Audit of financial investments.

If we are talking about the organization of the activities of a particular enterprise, then, first of all, they speak about such a phenomenon as the audit of accounting of financial investments.

The first question that immediately comes to mind is: What is the purpose of this procedure?

Audit of financial investments sets as its goalform an opinion on whether the accounting of an enterprise is reliable in the direction of financial investments that were made for a short or, conversely, a long period.

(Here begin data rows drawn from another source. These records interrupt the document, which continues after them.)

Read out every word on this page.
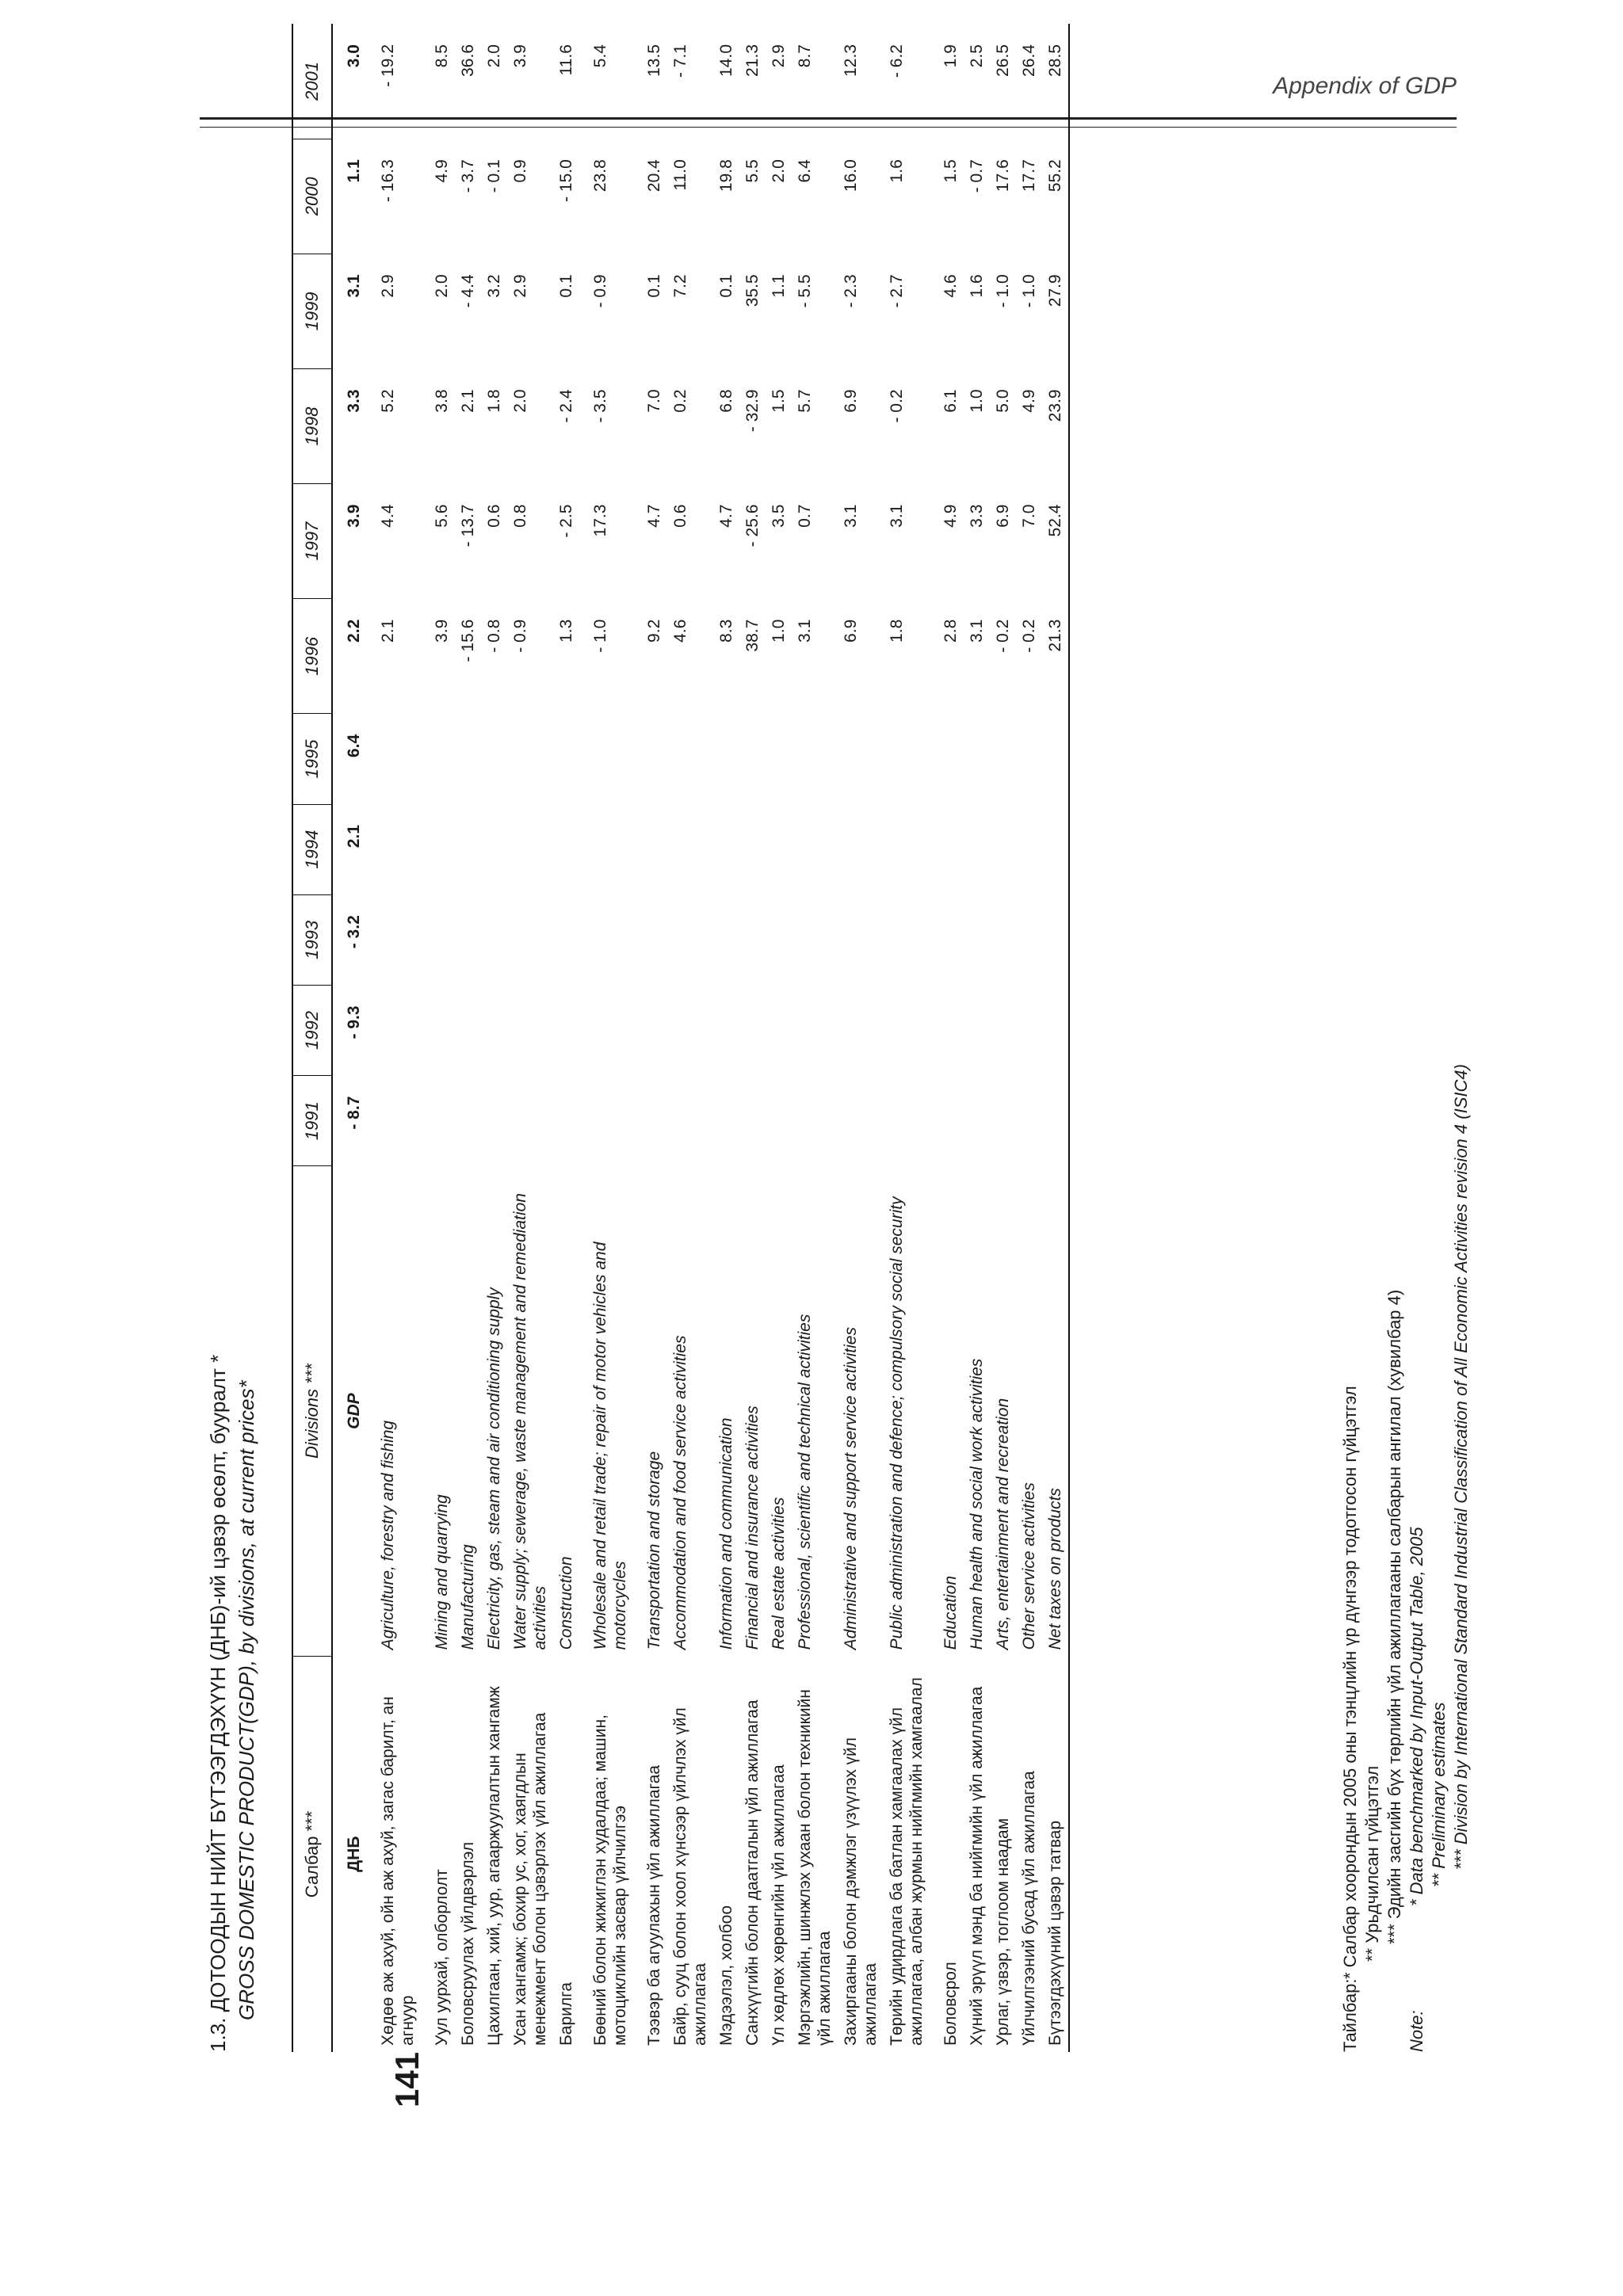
Appendix of GDP
141
1.3. ДОТООДЫН НИЙТ БҮТЭЭГДЭХҮҮН (ДНБ)-ий цэвэр өсөлт, бууралт * GROSS DOMESTIC PRODUCT(GDP), by divisions, at current prices*	Салбар ***	Divisions ***	1991	1992	1993	1994	1995	1996	1997	1998	1999	2000	2001
ДНБ	GDP	- 8.7	- 9.3	- 3.2	2.1	6.4	2.2	3.9	3.3	3.1	1.1	3.0
Хөдөө аж ахуй, ойн аж ахуй, загас барилт, ан агнуур	Agriculture, forestry and fishing						2.1	4.4	5.2	2.9	- 16.3	- 19.2
Уул уурхай, олборлолт	Mining and quarrying						3.9	5.6	3.8	2.0	4.9	8.5
Боловсруулах үйлдвэрлэл	Manufacturing						- 15.6	- 13.7	2.1	- 4.4	- 3.7	36.6
Цахилгаан, хий, уур, агааржуулалтын хангамж	Electricity, gas, steam and air conditioning supply						- 0.8	0.6	1.8	3.2	- 0.1	2.0
Усан хангамж; бохир ус, хог, хаягдлын менежмент болон цэвэрлэх үйл ажиллагаа	Water supply; sewerage, waste management and remediation activities						- 0.9	0.8	2.0	2.9	0.9	3.9
Барилга	Construction						1.3	- 2.5	- 2.4	0.1	- 15.0	11.6
Бөөний болон жижиглэн худалдаа; машин, мотоциклийн засвар үйлчилгээ	Wholesale and retail trade; repair of motor vehicles and motorcycles						- 1.0	17.3	- 3.5	- 0.9	23.8	5.4
Тээвэр ба агуулахын үйл ажиллагаа	Transportation and storage						9.2	4.7	7.0	0.1	20.4	13.5
Байр, сууц болон хоол хүнсээр үйлчлэх үйл ажиллагаа	Accommodation and food service activities						4.6	0.6	0.2	7.2	11.0	- 7.1
Мэдээлэл, холбоо	Information and communication						8.3	4.7	6.8	0.1	19.8	14.0
Санхүүгийн болон даатгалын үйл ажиллагаа	Financial and insurance activities						38.7	- 25.6	- 32.9	35.5	5.5	21.3
Үл хөдлөх хөрөнгийн үйл ажиллагаа	Real estate activities						1.0	3.5	1.5	1.1	2.0	2.9
Мэргэжлийн, шинжлэх ухаан болон техникийн үйл ажиллагаа	Professional, scientific and technical activities						3.1	0.7	5.7	- 5.5	6.4	8.7
Захиргааны болон дэмжлэг үзүүлэх үйл ажиллагаа	Administrative and support service activities						6.9	3.1	6.9	- 2.3	16.0	12.3
Төрийн удирдлага ба батлан хамгаалах үйл ажиллагаа, албан журмын нийгмийн хамгаалал	Public administration and defence; compulsory social security						1.8	3.1	- 0.2	- 2.7	1.6	- 6.2
Боловсрол	Education						2.8	4.9	6.1	4.6	1.5	1.9
Хүний эрүүл мэнд ба нийгмийн үйл ажиллагаа	Human health and social work activities						3.1	3.3	1.0	1.6	- 0.7	2.5
Урлаг, үзвэр, тоглоом наадам	Arts, entertainment and recreation						- 0.2	6.9	5.0	- 1.0	17.6	26.5
Үйлчилгээний бусад үйл ажиллагаа	Other service activities						- 0.2	7.0	4.9	- 1.0	17.7	26.4
Бүтээгдэхүүний цэвэр татвар	Net taxes on products						21.3	52.4	23.9	27.9	55.2	28.5
Тайлбар:
* Салбар хоорондын 2005 оны тэнцлийн үр дүнгээр тодотгосон гүйцэтгэл ** Урьдчилсан гүйцэтгэл *** Эдийн засгийн бүх төрлийн үйл ажиллагааны салбарын ангилал (хувилбар 4)
Note:
* Data benchmarked by Input-Output Table, 2005 ** Preliminary estimates *** Division by International Standard Industrial Classification of All Economic Activities revision 4 (ISIC4)
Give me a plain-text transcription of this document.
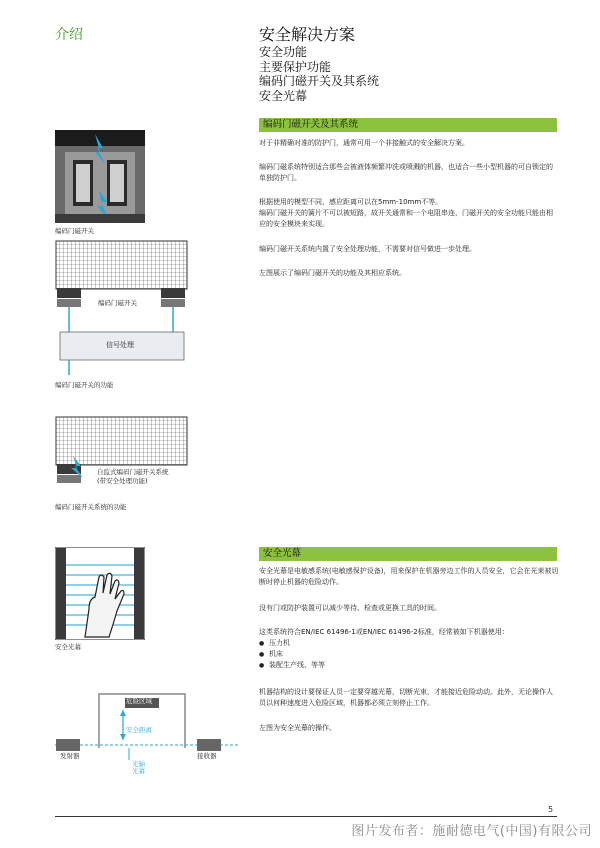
介绍	安全解决方案
安全功能
主要保护功能
编码门磁开关及其系统
安全光幕
编码门磁开关及其系统
对于非精确对准的防护门，通常可用一个非接触式的安全解决方案。
编码门磁系统特别适合那些会被液体频繁冲洗或喷溅的机器，也适合一些小型机器的可自锁定的单独防护门。
根据使用的模型不同，感应距离可以在5mm-10mm不等。
编码门磁开关的簧片不可以被短路，故开关通常和一个电阻串连，门磁开关的安全功能只能由相应的安全模块来实现。
编码门磁开关系统内置了安全处理功能，不需要对信号做进一步处理。
左图展示了编码门磁开关的功能及其相应系统。
编码门磁开关
编码门磁开关
信号处理
编码门磁开关的功能
自监式编码门磁开关系统
(带安全处理功能)
编码门磁开关系统的功能
安全光幕
安全光幕是电敏感系统(电敏感保护设备)，用来保护在机器旁边工作的人员安全，它会在光束被切断时停止机器的危险动作。
没有门或防护装置可以减少等待、检查或更换工具的时间。
这类系统符合EN/IEC 61496-1或EN/IEC 61496-2标准，经常被如下机器使用：
● 压力机
● 机床
● 装配生产线、等等
机器结构的设计要保证人员一定要穿越光幕，切断光束，才能接近危险动动。此外，无论操作人员以何种速度进入危险区域，机器都必须立刻停止工作。
左图为安全光幕的操作。
安全光幕
危险区域
安全距离
发射器	接收器
光轴
光幕
5
图片发布者：施耐德电气(中国)有限公司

The audit procedure is carried out according to a specially developed methodology for accounting and taxation of financial investments. This procedure is carried out in accordance with those regulatory and legislative acts that are valid in the territory of the Russian Federation.

What preconditions does the audit of financial investments have?

First, the auditor during the asset auditThe enterprise proceeds from their completeness. This means that financial investments, investments must be made in the appropriate register of accounting, as well as in all accounting reports, and this must be done in full. Any unaccounted financial investments should not be in any case.

There are reasons for this. Accounting, as well as reporting, notes all assets, loans, as well as securities that a particular company or enterprise receives for its use.

Here, the turnover and the balance of availableaccounts. Speech in this case is about the synthetic accountability of financial investments. In this case, the balance, as well as the turnover of the analytical accounting accounts will coincide with the size of synthetic financial investments.

Turnover and balance of accounts, as a rule, are transferred in full from the accounting registers to the so-called General ledger for accounting.

All investments, investments, financial receiptsand the write-offs must necessarily be registered both in the accounting records and in the accounting documents. For this, they, in fact, exist.

There are also described and accounted for all transactions on movements of financial investments.

The next premise is the premiseexistence. It means that all financial investments are very important for a particular organization or enterprise. They, as a rule, exist at the moment of drawing up of balance and bring profit after a certain time.

In this case, the availability of financial investments has an official confirmation, which gives the primary documents, as well as the results of the inventory, which is conducted in a strictly defined time.

The enterprise has the right to financial investments of this kind, and is also responsible for all risks associated with such a right.

Audit of financial investments of the enterprise, which turn out to be reflected in the financial statements, shows that they are owned by the enterprise, and on a legal basis.

All securities that are reflected in thebalance sheet, are also owned by the enterprise. They were received by him as a result of a contractual system, which, in turn, met all legal requirements.

Audit of financial investments has the value of evaluation. This means that investments and securities are valued in accounting and reporting documentation in accordance with the requirements that are presented to regulatory documents of this kind.

An example is the valuation of valuablesecurities in foreign currency. If you look at the way of purchasing such securities, then their actual value will be formed on the basis of relevant regulations.

Audit of financial investments of the company orsome enterprise acts as a kind of monitoring that helps to provide an independent assessment of the facts, as well as to identify gross violations or deviations from the norms and laws that regulate accounting.